I didn't see any plays this weekend, but I did make time for a few broadly theatrical experiences. On Saturday morning I joined my sister and brother-in-law and their two boys, and some of their young friends, at the Ringling Bros. and Barnum & Bailey circus at Madison Square Garden. This was a new experience for me -- I may have been to the circus once or twice when I was little, but not since I can remember, and I've seen the nail-biting pachyderm-pyramid scene in Dumbo many times, but that doesn't really count. Anyway, watching the action was fun, but watching the kids watch the action was more fun. We were all most impressed by the animal acts -- I think I'm supposed to be morally opposed to the animal acts, but what can I say? They're neat. I will say that my favorite act was probably the dogs, because they did really cool tricks without balking, and I didn't have to worry that anybody might die as I looked on. The horses' "tricks" were comparatively lackluster, and the tigers looked really grudging and irritable when asked to perform. The elephants were impressive, but not as impressive as the ones in Dumbo -- seriously, if you haven't seen that movie lately, check it out, because that is a great scene. I laughed when they emerged wearing enormous "Bello" wigs, but I felt a little bad for them, too, majestic beasts that they are. Whereas teaching a poodle to do backflips doesn't seem particularly cruel, or beneath its dignity. (My 2 1/2-year-old nephew, on the other hand, liked "the guy who flipped over the tigers" best.)

I was surprised by the half-assed approach to the theatrical and structural elements of the performance, most particularly the focus on "Bello," the star of this particular show. This Bello person is plainly a great acrobat and a good clown, but as a character he has less personality than your average minor league baseball mascot, and so the idea that we're supposed to be invested in him, or even able to tell him apart from the other clowns, rings a bit hollow.
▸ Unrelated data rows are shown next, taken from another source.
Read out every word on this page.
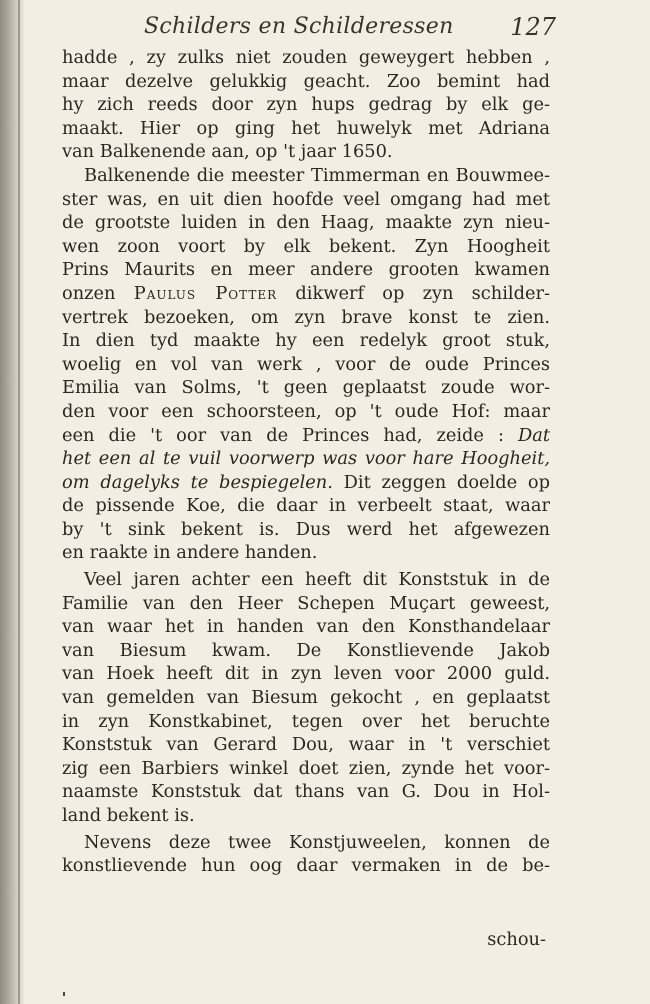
Schilders en Schilderessen 127
hadde , zy zulks niet zouden geweygert hebben ,
maar dezelve gelukkig geacht. Zoo bemint had
hy zich reeds door zyn hups gedrag by elk ge-
maakt. Hier op ging het huwelyk met Adriana
van Balkenende aan, op 't jaar 1650.
Balkenende die meester Timmerman en Bouwmee-
ster was, en uit dien hoofde veel omgang had met
de grootste luiden in den Haag, maakte zyn nieu-
wen zoon voort by elk bekent. Zyn Hoogheit
Prins Maurits en meer andere grooten kwamen
onzen Paulus Potter dikwerf op zyn schilder-
vertrek bezoeken, om zyn brave konst te zien.
In dien tyd maakte hy een redelyk groot stuk,
woelig en vol van werk , voor de oude Princes
Emilia van Solms, 't geen geplaatst zoude wor-
den voor een schoorsteen, op 't oude Hof: maar
een die 't oor van de Princes had, zeide : Dat
het een al te vuil voorwerp was voor hare Hoogheit,
om dagelyks te bespiegelen. Dit zeggen doelde op
de pissende Koe, die daar in verbeelt staat, waar
by 't sink bekent is. Dus werd het afgewezen
en raakte in andere handen.
Veel jaren achter een heeft dit Konststuk in de
Familie van den Heer Schepen Muçart geweest,
van waar het in handen van den Konsthandelaar
van Biesum kwam. De Konstlievende Jakob
van Hoek heeft dit in zyn leven voor 2000 guld.
van gemelden van Biesum gekocht , en geplaatst
in zyn Konstkabinet, tegen over het beruchte
Konststuk van Gerard Dou, waar in 't verschiet
zig een Barbiers winkel doet zien, zynde het voor-
naamste Konststuk dat thans van G. Dou in Hol-
land bekent is.
Nevens deze twee Konstjuweelen, konnen de
konstlievende hun oog daar vermaken in de be-
schou-
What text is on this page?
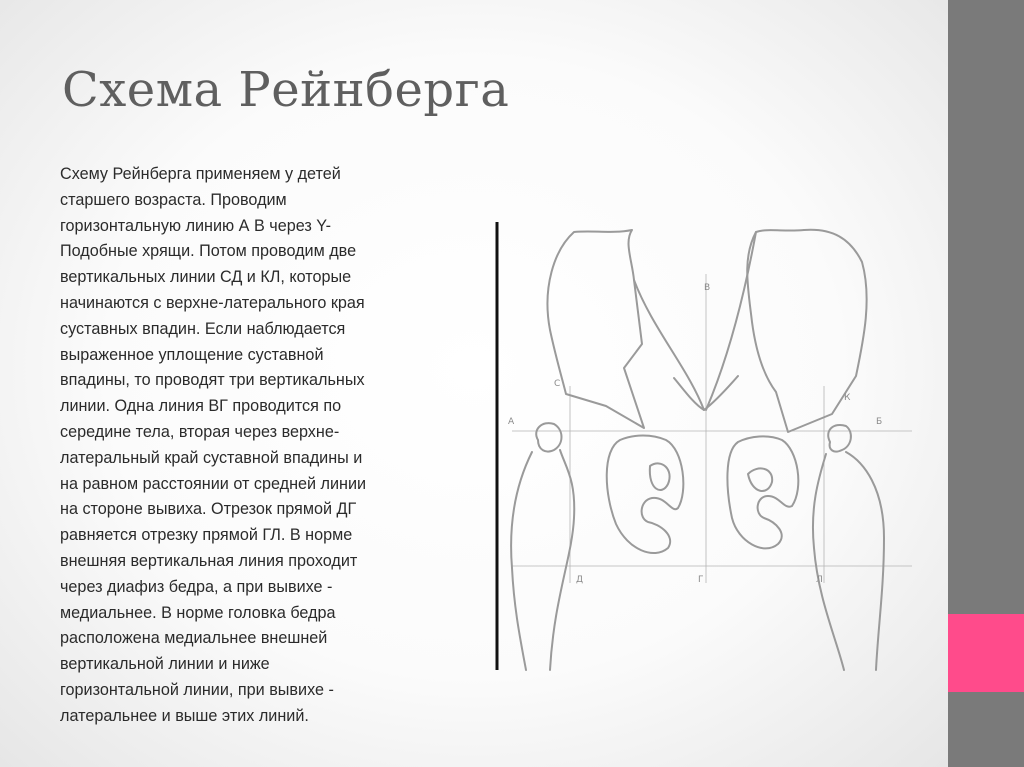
Схема Рейнберга
Схему Рейнберга применяем у детей
старшего возраста. Проводим
горизонтальную линию А В через Y-
Подобные хрящи. Потом проводим две
вертикальных линии СД и КЛ, которые
начинаются с верхне-латерального края
суставных впадин. Если наблюдается
выраженное уплощение суставной
впадины, то проводят три вертикальных
линии. Одна линия ВГ проводится по
середине тела, вторая через верхне-
латеральный край суставной впадины и
на равном расстоянии от средней линии
на стороне вывиха. Отрезок прямой ДГ
равняется отрезку прямой ГЛ. В норме
внешняя вертикальная линия проходит
через диафиз бедра, а при вывихе -
медиальнее. В норме головка бедра
расположена медиальнее внешней
вертикальной линии и ниже
горизонтальной линии, при вывихе -
латеральнее и выше этих линий.
В
С
К
А	Б
Д	Г	Л
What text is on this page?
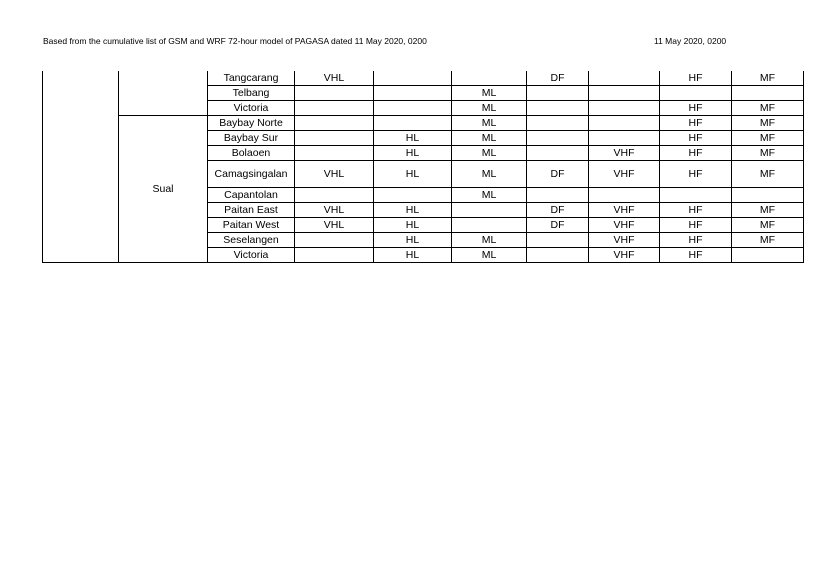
Based from the cumulative list of GSM and WRF 72-hour model of PAGASA dated 11 May 2020, 0200	11 May 2020, 0200
		Tangcarang	VHL			DF		HF	MF
		Telbang			ML				
		Victoria			ML			HF	MF
	Sual	Baybay Norte			ML			HF	MF
		Baybay Sur		HL	ML			HF	MF
		Bolaoen		HL	ML		VHF	HF	MF
		Camagsingalan	VHL	HL	ML	DF	VHF	HF	MF
		Capantolan			ML				
		Paitan East	VHL	HL		DF	VHF	HF	MF
		Paitan West	VHL	HL		DF	VHF	HF	MF
		Seselangen		HL	ML		VHF	HF	MF
		Victoria		HL	ML		VHF	HF	
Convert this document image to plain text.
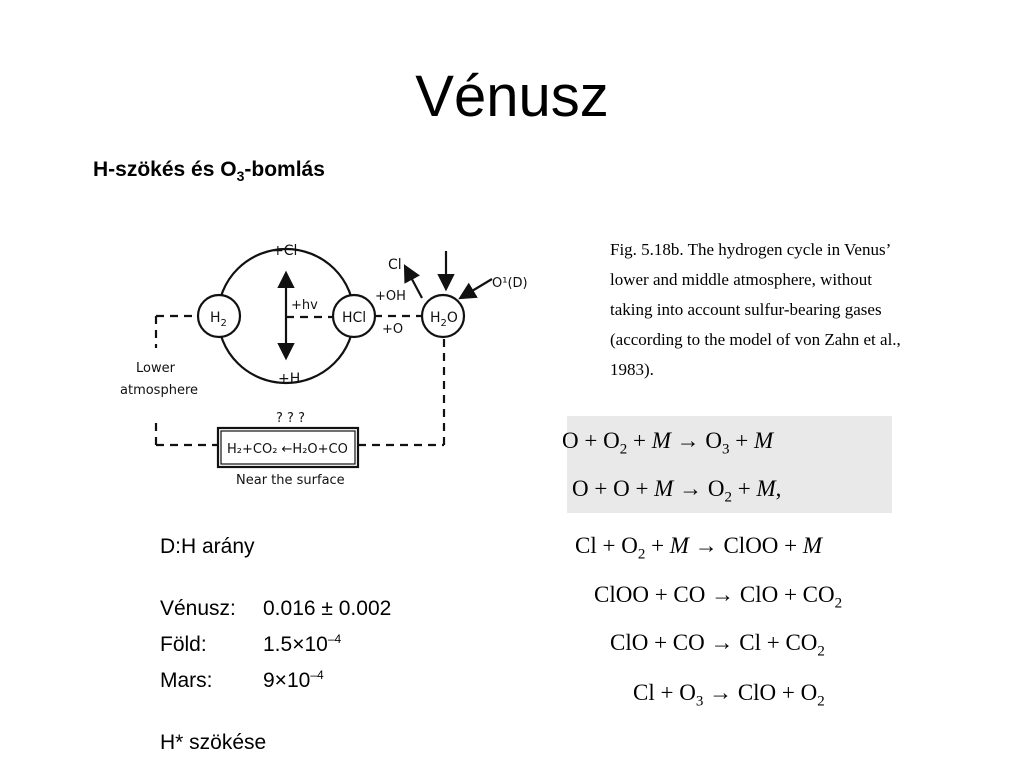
Vénusz
H-szökés és $O_3$-bomlás
$H_2$	HCl	$H_2O$
+Cl
+hv
+H
Cl
+OH
+O
O¹(D)
Lower
atmosphere
? ? ?
H₂+CO₂ ←H₂O+CO
Near the surface
Fig. 5.18b. The hydrogen cycle in Venus’
lower and middle atmosphere, without
taking into account sulfur-bearing gases
(according to the model of von Zahn et al.,
1983).
$O + O_2 + M \to O_3 + M$
$O + O + M \to O_2 + M$,
$Cl + O_2 + M$ → ClOO + M
ClOO + CO → ClO + $CO_2$
ClO + CO → $Cl + CO_2$
$Cl + O_3$ → ClO + $O_2$
D:H arány

Vénusz: 0.016 ± 0.002
Föld:	$1.5\times 10^{-4}$
Mars: $9\times 10^{-4}$

H* szökése
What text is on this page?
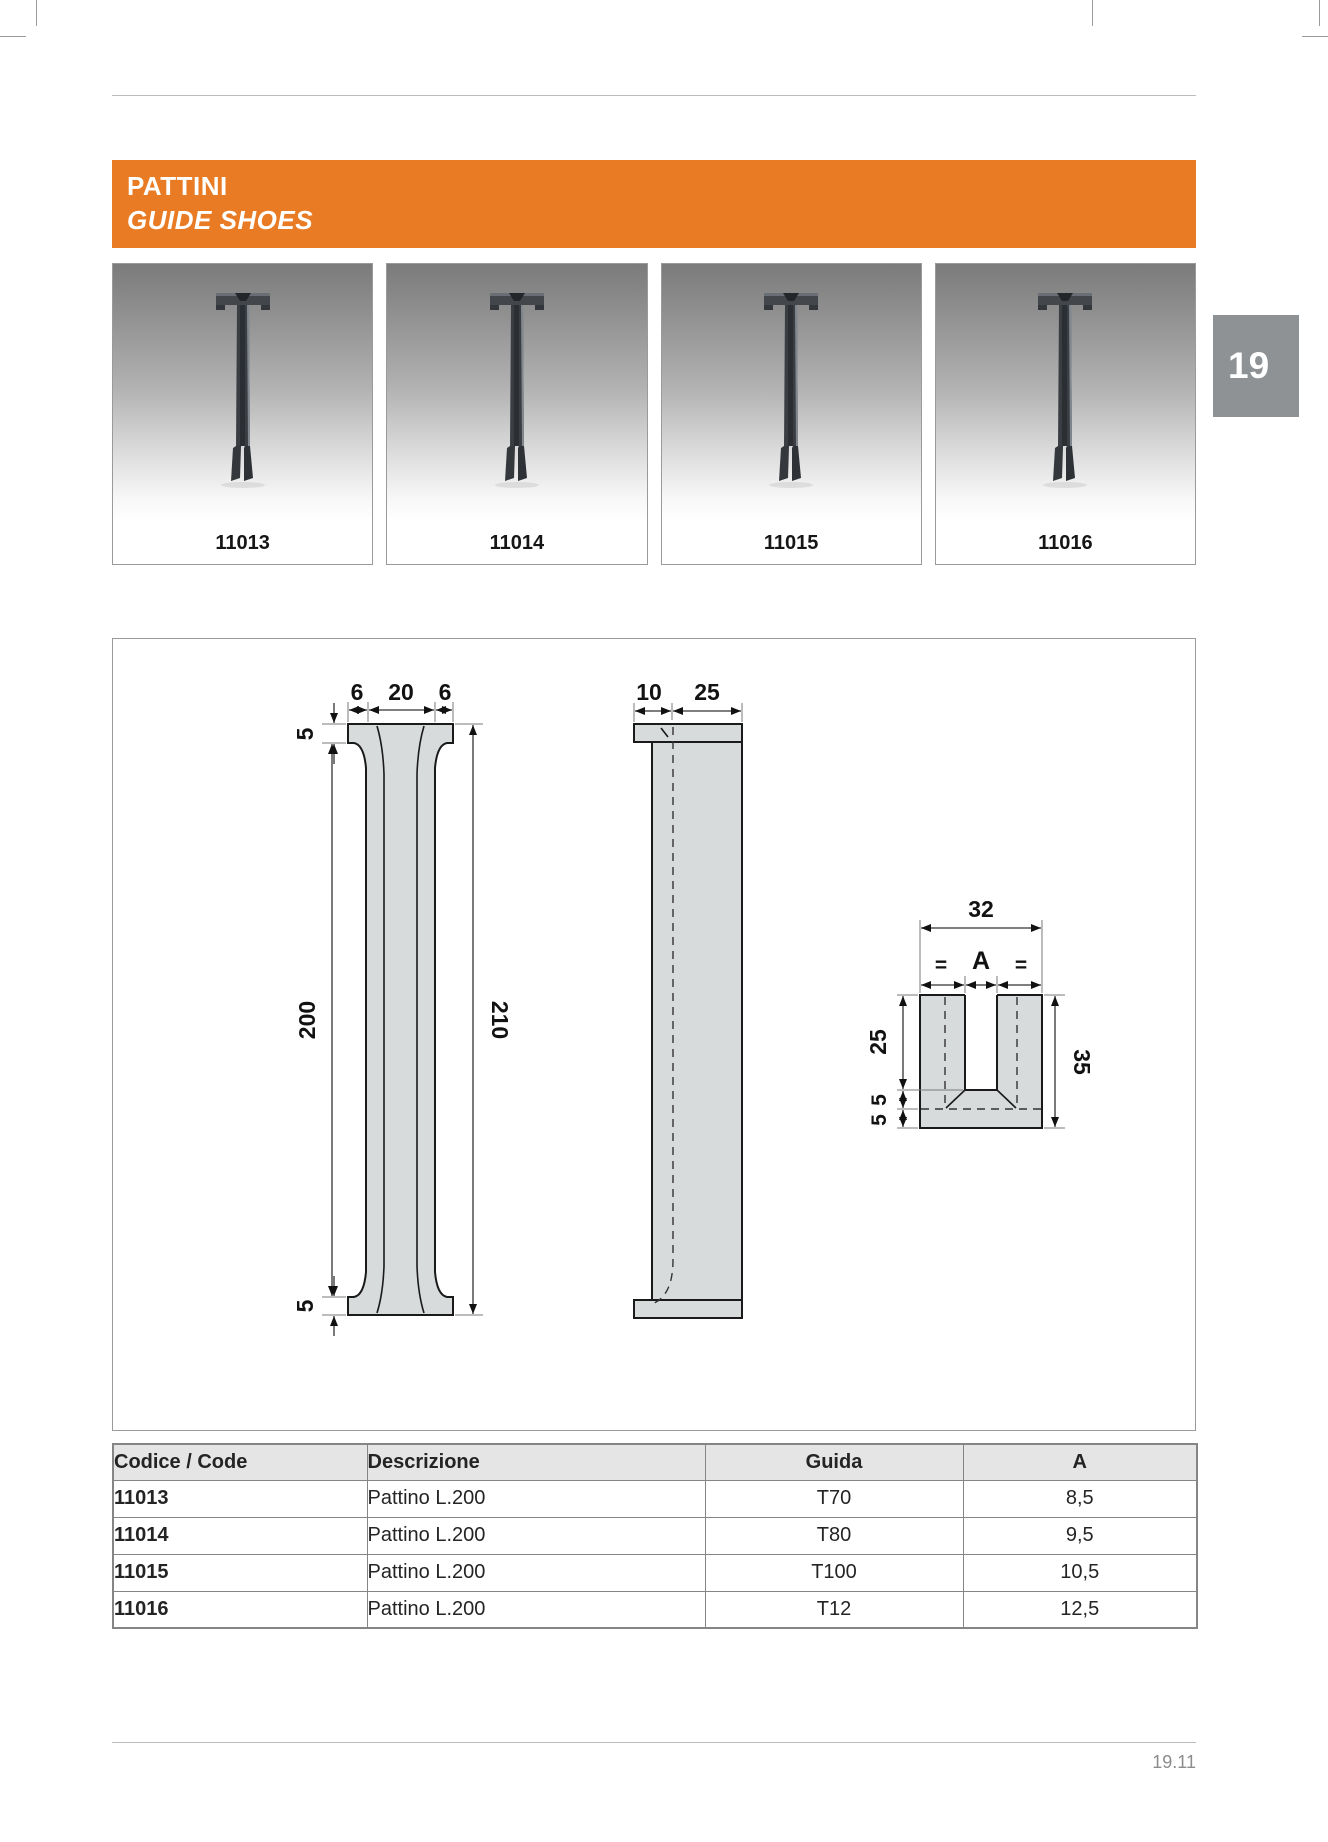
PATTINI
GUIDE SHOES
19
11013	11014	11015	11016
6 20 6
5
200	210
5
10 25
32
= A =
25
5
5
35
Codice / Code	Descrizione	Guida	A
11013	Pattino L.200	T70	8,5
11014	Pattino L.200	T80	9,5
11015	Pattino L.200	T100	10,5
11016	Pattino L.200	T12	12,5
19.11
The kids never even learned his name, despite the fact that the first half closed with a song that went, "It's a Bello-Bello-Bello-Bello-Bello-Bello-Bello-Bello-bration!" (Repeat 17 million times.) In fact, during the "Wheel of Steel" act (harrowingly discussed here), my 4-year-old nephew was shouting, "Be careful, Nikolas!" to Bello's performing partner. I think part of the problem may be that the folks at The Greatest Show on Earth don't seem to realize that the character needs a bio different from that of the man who plays him ("Demetrius Nock," apparently) -- click on "Read More" to see what I mean. (I also love the way they capitalize "Children Of All Ages.")

The weekend's other semi-theatrical event: Palm Sunday Mass! Complete with participatory reading of the Passion Gospel ("Crucify him!") and props (palm branches)! Not to mention ill-behaved Children Of All Ages, poking each other with their palms, cutting in line for Communion, and generally failing to observe that church is a quiet place. Grumpiness aside, we have entered Holy Week, so blogging will probably be light as the Triduum approaches. You gotta have priorities!